WordPress is open source (meaning the code is publicly available and can be modified). So, it doesn’t have the same level of support. 

There’s no support chat, but there’s an active online forum where volunteers answer questions to help fellow community members.

WordPress’s Support forum

Each plugin and theme will have its own support team and forums. So you can reach out there directly to get answers.

Pricing Specifics

WordPress can be significantly more cost-effective than Shopify. But it depends on your choice of hosting provider, plugins, etc.

Here’s a look at the specifics:

Shopify Costs

Shopify starts at $39 per month for the basic plan on a month-to-month subscription. 

Shopify "Pricing" page offers insights into three plans, including Basic, Shopify and Advanced

Shopify notes that their Basic plan is suitable for individuals and small businesses. You can add unlimited products, connect to multiple sales channels, and sell internationally.
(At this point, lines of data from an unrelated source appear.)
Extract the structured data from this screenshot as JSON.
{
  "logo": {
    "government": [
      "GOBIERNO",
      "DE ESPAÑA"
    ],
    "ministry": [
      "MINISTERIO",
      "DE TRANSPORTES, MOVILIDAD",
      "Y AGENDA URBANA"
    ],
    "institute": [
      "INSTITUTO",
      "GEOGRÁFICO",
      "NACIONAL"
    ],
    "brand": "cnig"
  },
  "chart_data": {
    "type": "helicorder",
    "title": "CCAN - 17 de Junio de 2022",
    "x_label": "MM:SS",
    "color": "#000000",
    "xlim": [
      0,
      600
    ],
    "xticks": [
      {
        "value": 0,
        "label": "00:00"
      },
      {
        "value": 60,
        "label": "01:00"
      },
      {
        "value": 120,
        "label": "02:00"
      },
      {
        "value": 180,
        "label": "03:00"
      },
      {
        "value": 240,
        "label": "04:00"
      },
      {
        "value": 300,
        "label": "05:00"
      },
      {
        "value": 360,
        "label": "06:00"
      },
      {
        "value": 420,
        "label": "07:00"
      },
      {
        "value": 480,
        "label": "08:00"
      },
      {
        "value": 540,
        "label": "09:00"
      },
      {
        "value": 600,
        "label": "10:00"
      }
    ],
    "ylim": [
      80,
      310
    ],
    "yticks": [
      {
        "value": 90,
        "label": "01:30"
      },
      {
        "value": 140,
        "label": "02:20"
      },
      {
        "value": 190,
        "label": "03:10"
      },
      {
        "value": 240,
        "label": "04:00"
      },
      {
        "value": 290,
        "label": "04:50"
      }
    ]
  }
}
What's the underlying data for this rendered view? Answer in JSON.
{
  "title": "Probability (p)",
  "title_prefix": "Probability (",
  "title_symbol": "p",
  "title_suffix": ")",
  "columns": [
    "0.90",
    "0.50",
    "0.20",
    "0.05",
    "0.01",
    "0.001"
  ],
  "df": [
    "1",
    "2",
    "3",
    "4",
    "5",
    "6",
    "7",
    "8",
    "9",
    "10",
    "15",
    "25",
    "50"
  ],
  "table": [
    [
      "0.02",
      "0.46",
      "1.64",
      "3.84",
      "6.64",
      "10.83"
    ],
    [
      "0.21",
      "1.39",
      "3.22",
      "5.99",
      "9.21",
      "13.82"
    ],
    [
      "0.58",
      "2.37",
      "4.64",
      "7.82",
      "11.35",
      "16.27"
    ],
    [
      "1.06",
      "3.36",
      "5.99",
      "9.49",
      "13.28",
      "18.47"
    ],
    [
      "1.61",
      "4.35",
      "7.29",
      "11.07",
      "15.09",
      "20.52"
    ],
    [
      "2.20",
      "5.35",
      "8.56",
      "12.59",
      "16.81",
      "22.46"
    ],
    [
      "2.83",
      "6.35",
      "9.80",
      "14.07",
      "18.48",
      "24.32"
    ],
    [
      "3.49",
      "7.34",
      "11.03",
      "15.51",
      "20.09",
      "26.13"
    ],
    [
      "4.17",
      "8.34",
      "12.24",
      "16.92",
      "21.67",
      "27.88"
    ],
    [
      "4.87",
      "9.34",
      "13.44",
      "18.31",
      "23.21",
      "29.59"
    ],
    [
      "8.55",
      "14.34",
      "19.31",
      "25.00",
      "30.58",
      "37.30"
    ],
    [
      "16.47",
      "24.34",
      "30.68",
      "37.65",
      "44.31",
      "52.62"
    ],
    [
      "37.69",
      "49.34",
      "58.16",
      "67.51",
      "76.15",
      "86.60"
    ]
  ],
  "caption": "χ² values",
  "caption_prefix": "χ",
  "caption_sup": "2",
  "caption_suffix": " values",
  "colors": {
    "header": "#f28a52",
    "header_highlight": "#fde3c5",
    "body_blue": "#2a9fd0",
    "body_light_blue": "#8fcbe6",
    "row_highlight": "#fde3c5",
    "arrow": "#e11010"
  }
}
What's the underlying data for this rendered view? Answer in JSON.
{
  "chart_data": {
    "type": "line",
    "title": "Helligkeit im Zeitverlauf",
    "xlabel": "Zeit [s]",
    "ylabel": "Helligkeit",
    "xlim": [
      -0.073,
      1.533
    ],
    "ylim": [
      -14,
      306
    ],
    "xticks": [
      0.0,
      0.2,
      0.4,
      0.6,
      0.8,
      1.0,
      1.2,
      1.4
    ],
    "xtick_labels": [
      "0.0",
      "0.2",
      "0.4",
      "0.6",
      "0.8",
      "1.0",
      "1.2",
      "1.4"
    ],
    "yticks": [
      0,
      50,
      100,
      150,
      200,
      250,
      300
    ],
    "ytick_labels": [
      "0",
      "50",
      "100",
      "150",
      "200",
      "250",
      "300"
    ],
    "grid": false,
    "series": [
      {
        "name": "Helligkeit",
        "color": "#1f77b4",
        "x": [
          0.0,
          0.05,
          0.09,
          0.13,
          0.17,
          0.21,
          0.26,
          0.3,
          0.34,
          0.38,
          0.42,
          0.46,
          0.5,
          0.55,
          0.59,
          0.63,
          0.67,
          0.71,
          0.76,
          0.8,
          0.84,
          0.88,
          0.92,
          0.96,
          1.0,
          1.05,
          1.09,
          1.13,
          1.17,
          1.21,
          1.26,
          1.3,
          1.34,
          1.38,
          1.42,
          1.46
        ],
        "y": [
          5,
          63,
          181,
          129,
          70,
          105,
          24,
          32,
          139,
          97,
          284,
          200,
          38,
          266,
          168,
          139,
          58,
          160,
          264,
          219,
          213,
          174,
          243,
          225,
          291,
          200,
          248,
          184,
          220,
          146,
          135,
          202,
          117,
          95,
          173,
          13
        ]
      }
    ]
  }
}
You also need to purchase a domain for $14.95 per year through Shopify.

WordPress Costs

WordPress is free to use.

But you still need to find—and pay for—reputable web hosting and a domain. 

We mentioned earlier that hosting prices vary. As for domains, they run around $10 to $20 per year.

Final Verdict: Shopify or WordPress?

If you’re still asking yourself, “Should I use WordPress or Shopify?” here’s a quick way to tell:

You’ll love WordPress if you:

  • Want a highly customizable site
  • Are comfortable with code or have the budget to hire someone

And you’ll love Shopify if you:

  • Need a user-friendly way to build a site fast
  • Don’t want to code and don’t have the budget to hire help

Whichever option you choose, it’s a good idea to use Site Audit after you launch your online shop to gauge your site’s overall health.

Start by creating a project by clicking the “+ Create project” button.

“+ Create project” button highlighted in Site Audit tool

Enter your domain and project name:

"Create project" page in Site Audit tool

On the next screen, you’ll configure your basic settings (pictured below). This detailed setup guide will help you go through the settings. 

When you’re done, click the “Start Site Audit” button.

“Start Site Audit” button highlighted in Site Audit Settings page

When the audit is complete, it gives you an overview of your site’s health:

an overview of your site’s health in Site Audit tool

You can click into the different tabs and metrics for more detailed information. To understand what you need to do to improve your shop’s SEO.